I found that this code compiles, which I didn't expect:

@MainActor
@propertyWrapper
struct Wrapped<T> {
    var wrappedValue: T
}

class MyClass {
    @Wrapped var string: String

    init(string: String) {
        self.string = string
    }

    func doSomething() {
        print(string)
    }
}

How can this be OK? The initializer and doSomething must both need to be on the main actor to interact with the property wrapper, but nothing in MyClass is marked @MainActor?

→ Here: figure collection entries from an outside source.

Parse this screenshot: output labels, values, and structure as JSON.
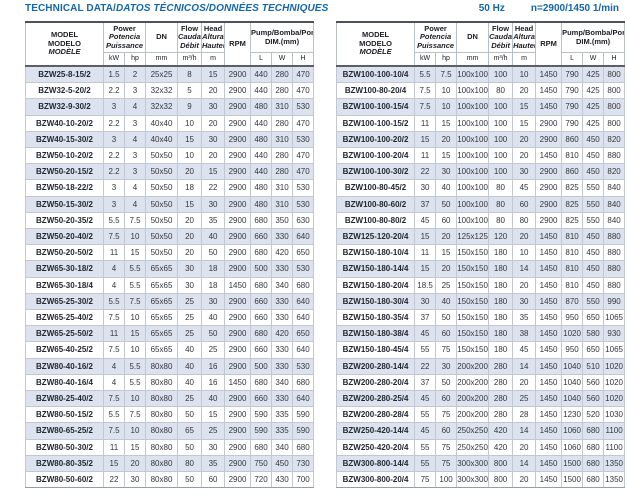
{
  "page": {
    "title_plain": "TECHNICAL DATA/",
    "title_italic": "DATOS TÉCNICOS/DONNÉES TECHNIQUES",
    "frequency": "50 Hz",
    "speed": "n=2900/1450 1/min",
    "accent_color": "#1467a8",
    "row_alt_color": "#dde3ee"
  },
  "table_header": {
    "model": [
      "MODEL",
      "MODELO",
      "MODÈLE"
    ],
    "power": [
      "Power",
      "Potencia",
      "Puissance"
    ],
    "dn": "DN",
    "flow": [
      "Flow",
      "Caudal",
      "Débit"
    ],
    "head": [
      "Head",
      "Altura",
      "Hauteur"
    ],
    "rpm": "RPM",
    "pump_dim": [
      "Pump/Bomba/Pompe",
      "DIM.(mm)"
    ],
    "units": {
      "kw": "kW",
      "hp": "hp",
      "dn": "mm",
      "flow": "m³/h",
      "head": "m",
      "l": "L",
      "w": "W",
      "h": "H"
    }
  },
  "tables": [
    {
      "rows": [
        [
          "BZW25-8-15/2",
          "1.5",
          "2",
          "25x25",
          "8",
          "15",
          "2900",
          "440",
          "280",
          "470"
        ],
        [
          "BZW32-5-20/2",
          "2.2",
          "3",
          "32x32",
          "5",
          "20",
          "2900",
          "440",
          "280",
          "470"
        ],
        [
          "BZW32-9-30/2",
          "3",
          "4",
          "32x32",
          "9",
          "30",
          "2900",
          "480",
          "310",
          "530"
        ],
        [
          "BZW40-10-20/2",
          "2.2",
          "3",
          "40x40",
          "10",
          "20",
          "2900",
          "440",
          "280",
          "470"
        ],
        [
          "BZW40-15-30/2",
          "3",
          "4",
          "40x40",
          "15",
          "30",
          "2900",
          "480",
          "310",
          "530"
        ],
        [
          "BZW50-10-20/2",
          "2.2",
          "3",
          "50x50",
          "10",
          "20",
          "2900",
          "440",
          "280",
          "470"
        ],
        [
          "BZW50-20-15/2",
          "2.2",
          "3",
          "50x50",
          "20",
          "15",
          "2900",
          "440",
          "280",
          "470"
        ],
        [
          "BZW50-18-22/2",
          "3",
          "4",
          "50x50",
          "18",
          "22",
          "2900",
          "480",
          "310",
          "530"
        ],
        [
          "BZW50-15-30/2",
          "3",
          "4",
          "50x50",
          "15",
          "30",
          "2900",
          "480",
          "310",
          "530"
        ],
        [
          "BZW50-20-35/2",
          "5.5",
          "7.5",
          "50x50",
          "20",
          "35",
          "2900",
          "680",
          "350",
          "630"
        ],
        [
          "BZW50-20-40/2",
          "7.5",
          "10",
          "50x50",
          "20",
          "40",
          "2900",
          "660",
          "330",
          "640"
        ],
        [
          "BZW50-20-50/2",
          "11",
          "15",
          "50x50",
          "20",
          "50",
          "2900",
          "680",
          "420",
          "650"
        ],
        [
          "BZW65-30-18/2",
          "4",
          "5.5",
          "65x65",
          "30",
          "18",
          "2900",
          "500",
          "330",
          "530"
        ],
        [
          "BZW65-30-18/4",
          "4",
          "5.5",
          "65x65",
          "30",
          "18",
          "1450",
          "680",
          "340",
          "680"
        ],
        [
          "BZW65-25-30/2",
          "5.5",
          "7.5",
          "65x65",
          "25",
          "30",
          "2900",
          "660",
          "330",
          "640"
        ],
        [
          "BZW65-25-40/2",
          "7.5",
          "10",
          "65x65",
          "25",
          "40",
          "2900",
          "660",
          "330",
          "640"
        ],
        [
          "BZW65-25-50/2",
          "11",
          "15",
          "65x65",
          "25",
          "50",
          "2900",
          "680",
          "420",
          "650"
        ],
        [
          "BZW65-40-25/2",
          "7.5",
          "10",
          "65x65",
          "40",
          "25",
          "2900",
          "660",
          "330",
          "640"
        ],
        [
          "BZW80-40-16/2",
          "4",
          "5.5",
          "80x80",
          "40",
          "16",
          "2900",
          "500",
          "330",
          "530"
        ],
        [
          "BZW80-40-16/4",
          "4",
          "5.5",
          "80x80",
          "40",
          "16",
          "1450",
          "680",
          "340",
          "680"
        ],
        [
          "BZW80-25-40/2",
          "7.5",
          "10",
          "80x80",
          "25",
          "40",
          "2900",
          "660",
          "330",
          "640"
        ],
        [
          "BZW80-50-15/2",
          "5.5",
          "7.5",
          "80x80",
          "50",
          "15",
          "2900",
          "590",
          "335",
          "590"
        ],
        [
          "BZW80-65-25/2",
          "7.5",
          "10",
          "80x80",
          "65",
          "25",
          "2900",
          "590",
          "335",
          "590"
        ],
        [
          "BZW80-50-30/2",
          "11",
          "15",
          "80x80",
          "50",
          "30",
          "2900",
          "680",
          "340",
          "680"
        ],
        [
          "BZW80-80-35/2",
          "15",
          "20",
          "80x80",
          "80",
          "35",
          "2900",
          "750",
          "450",
          "730"
        ],
        [
          "BZW80-50-60/2",
          "22",
          "30",
          "80x80",
          "50",
          "60",
          "2900",
          "720",
          "430",
          "700"
        ]
      ]
    },
    {
      "rows": [
        [
          "BZW100-100-10/4",
          "5.5",
          "7.5",
          "100x100",
          "100",
          "10",
          "1450",
          "790",
          "425",
          "800"
        ],
        [
          "BZW100-80-20/4",
          "7.5",
          "10",
          "100x100",
          "80",
          "20",
          "1450",
          "790",
          "425",
          "800"
        ],
        [
          "BZW100-100-15/4",
          "7.5",
          "10",
          "100x100",
          "100",
          "15",
          "1450",
          "790",
          "425",
          "800"
        ],
        [
          "BZW100-100-15/2",
          "11",
          "15",
          "100x100",
          "100",
          "15",
          "2900",
          "790",
          "425",
          "800"
        ],
        [
          "BZW100-100-20/2",
          "15",
          "20",
          "100x100",
          "100",
          "20",
          "2900",
          "860",
          "450",
          "820"
        ],
        [
          "BZW100-100-20/4",
          "11",
          "15",
          "100x100",
          "100",
          "20",
          "1450",
          "810",
          "450",
          "880"
        ],
        [
          "BZW100-100-30/2",
          "22",
          "30",
          "100x100",
          "100",
          "30",
          "2900",
          "860",
          "450",
          "820"
        ],
        [
          "BZW100-80-45/2",
          "30",
          "40",
          "100x100",
          "80",
          "45",
          "2900",
          "825",
          "550",
          "840"
        ],
        [
          "BZW100-80-60/2",
          "37",
          "50",
          "100x100",
          "80",
          "60",
          "2900",
          "825",
          "550",
          "840"
        ],
        [
          "BZW100-80-80/2",
          "45",
          "60",
          "100x100",
          "80",
          "80",
          "2900",
          "825",
          "550",
          "840"
        ],
        [
          "BZW125-120-20/4",
          "15",
          "20",
          "125x125",
          "120",
          "20",
          "1450",
          "810",
          "450",
          "880"
        ],
        [
          "BZW150-180-10/4",
          "11",
          "15",
          "150x150",
          "180",
          "10",
          "1450",
          "810",
          "450",
          "880"
        ],
        [
          "BZW150-180-14/4",
          "15",
          "20",
          "150x150",
          "180",
          "14",
          "1450",
          "810",
          "450",
          "880"
        ],
        [
          "BZW150-180-20/4",
          "18.5",
          "25",
          "150x150",
          "180",
          "20",
          "1450",
          "810",
          "450",
          "880"
        ],
        [
          "BZW150-180-30/4",
          "30",
          "40",
          "150x150",
          "180",
          "30",
          "1450",
          "870",
          "550",
          "990"
        ],
        [
          "BZW150-180-35/4",
          "37",
          "50",
          "150x150",
          "180",
          "35",
          "1450",
          "950",
          "650",
          "1065"
        ],
        [
          "BZW150-180-38/4",
          "45",
          "60",
          "150x150",
          "180",
          "38",
          "1450",
          "1020",
          "580",
          "930"
        ],
        [
          "BZW150-180-45/4",
          "55",
          "75",
          "150x150",
          "180",
          "45",
          "1450",
          "950",
          "650",
          "1065"
        ],
        [
          "BZW200-280-14/4",
          "22",
          "30",
          "200x200",
          "280",
          "14",
          "1450",
          "1040",
          "510",
          "1020"
        ],
        [
          "BZW200-280-20/4",
          "37",
          "50",
          "200x200",
          "280",
          "20",
          "1450",
          "1040",
          "560",
          "1020"
        ],
        [
          "BZW200-280-25/4",
          "45",
          "60",
          "200x200",
          "280",
          "25",
          "1450",
          "1040",
          "560",
          "1020"
        ],
        [
          "BZW200-280-28/4",
          "55",
          "75",
          "200x200",
          "280",
          "28",
          "1450",
          "1230",
          "520",
          "1030"
        ],
        [
          "BZW250-420-14/4",
          "45",
          "60",
          "250x250",
          "420",
          "14",
          "1450",
          "1060",
          "680",
          "1100"
        ],
        [
          "BZW250-420-20/4",
          "55",
          "75",
          "250x250",
          "420",
          "20",
          "1450",
          "1060",
          "680",
          "1100"
        ],
        [
          "BZW300-800-14/4",
          "55",
          "75",
          "300x300",
          "800",
          "14",
          "1450",
          "1500",
          "680",
          "1350"
        ],
        [
          "BZW300-800-20/4",
          "75",
          "100",
          "300x300",
          "800",
          "20",
          "1450",
          "1500",
          "680",
          "1350"
        ]
      ]
    }
  ]
}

Well, it turns out when you try to use it, that actually, both the initializer and the method have been implicitly marked @MainActor:

await Task.detached {
    MyClass(string: "hi").doSomething()
    // ^ error: expression is 'async' but is not marked with 'await'
    // note: calls to instance method 'doSomething()' from outside of its actor context are implicitly asynchronous
    // note: calls to initializer 'init(string:)' from outside of its actor context are implicitly asynchronous
}.value

Adding the await fixes things and all the code compiles:

await Task.detached {
    await MyClass(string: "hi").doSomething()
}.value

My question is, is this intentional? That spooky action-at-a-distance in my codebase can spread @MainActor like wildfire? And if it is intentional, is it desirable? Wouldn't it be better to ask me to mark these methods @MainActor myself, so I understand the implications of what I've done?

1 Like

It’s intentional. From https://github.com/apple/swift-evolution/blob/main/proposals/0316-global-actors.md#global-actor-inference

A struct or class containing a wrapped instance property with a global actor-qualified wrappedValue infers actor isolation from that property wrapper

There’s also a Hacking From Swift article that talks about it - https://www.hackingwithswift.com/quick-start/concurrency/understanding-how-global-actor-inference-works

any struct or class using a property wrapper with @MainActor for its wrapped value will automatically be @MainActor. This is what makes @StateObject and @ObservedObject convey main-actor-ness on SwiftUI views that use them – if you use either of those two property wrappers in a SwiftUI view, the whole view becomes @MainActor too.